Born in Philadelphia to Maryellen Lynch and John Phillips, Dr. Phillips had a difficult start. His father died when he was 3. His mother, who had five other children, sent him to Girard College, an orphanage and school that served fatherless boys.

He spent the next decade living and studying at the school and when he graduated in 1950 was voted "most radical" member of his class.

Dr. Phillips earned a bachelor's degree in philosophy from Villanova University in 1954, a master's degree in philosophy from the University of Pennsylvania in 1957, and a doctoral degree in English literature from Temple University in 1971.

His doctoral thesis was an analysis of how modern scientific and philosophical concepts of space and time were used in James Joyce's final novel, Finnegans Wake.

In 1955, Dr. Phillips married Bertha Ann Hughes, a nurse and political activist, with whom he had nine children.

"He was a working-class intellectual," said his daughter Susan Phillips, a reporter at WHYY. "Although he spent most of his life exploring ideas of the mind, he could build anything, from a backyard deck to a swing set. Our home was full of books, our basement full of tools."

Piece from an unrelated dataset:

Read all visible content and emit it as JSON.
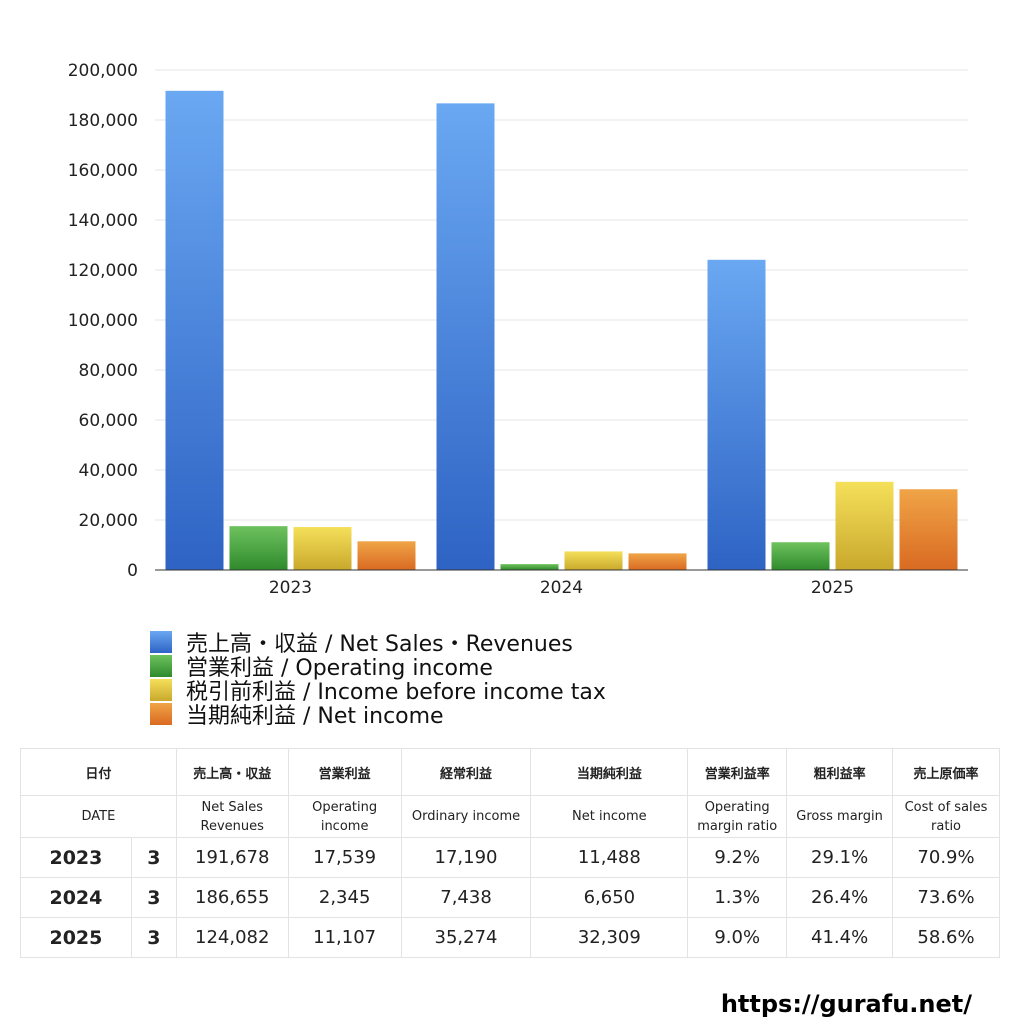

He began teaching English at Central High School in 1959. By 1968, he had transferred to Edison High School, where an experimental "career academy" was underway. The pilot program, a brainchild of then-Deputy Mayor Charles Bowser, was intended to increase attendance, graduation rates, and employment rates among failing students.

According to a 2014 study, Dr. Phillips was the first academic person to join the program. As head of Edison's English department, he became an important component, wrote study author Mark A. Thompson in his doctoral thesis in the Graduate College at the University of Nebraska.

At the end of the first year, the academy's 25 students were attending school most of the time, participating in class, and learning a trade. Edison's successful model was replicated in the Philadelphia School District and across the nation, the study said.

While at Edison, Dr. Phillips also taught English as an adjunct professor at La Salle College, now a university.

He returned to Central High School as English department chair in 1986 and remained there until his retirement in 1995. Afterward, he continued to work as a consultant for Edison High School.

For the last decade, Dr. Phillips had battled Lewy body dementia, an illness that resembles Parkinson's disease.

Rathe Miller, a close friend for the last five years, said he spent hours learning about literature, theology, education, politics, and philosophy from Dr. Phillips.

"I learned from him to drink my coffee black and keep my intellectual processes rigorous," said Miller.

Dr. Phillips was proud to have met several famous public figures. In 1980, he served Jimmy Carter cookies and coffee while the president campaigned for reelection. The meeting took place in the Phillipses' backyard in Lansdowne.

In 1989, President George H.W. Bush recognized him for excellence in teaching during a ceremony at the White House.

Dr. Phillips and his wife divorced. She died in 2012. He married and divorced Judith Renyi, who survives.

In addition to his daughter, he is survived by daughters Maryellen Stoykov, Monica Cook, Patricia Phillips-Batoma, Angela Phillips, and Rachel Phillips; sons Joseph Jr., Frank, and Al; 16 grandchildren; and a large extended family.

A viewing starting at 9 a.m. Thursday, April 26, will be followed by a 10 a.m. Funeral Mass at Our Mother of Consolation Catholic Church, 9 E. Chestnut Hill Ave., Philadelphia. Burial is private.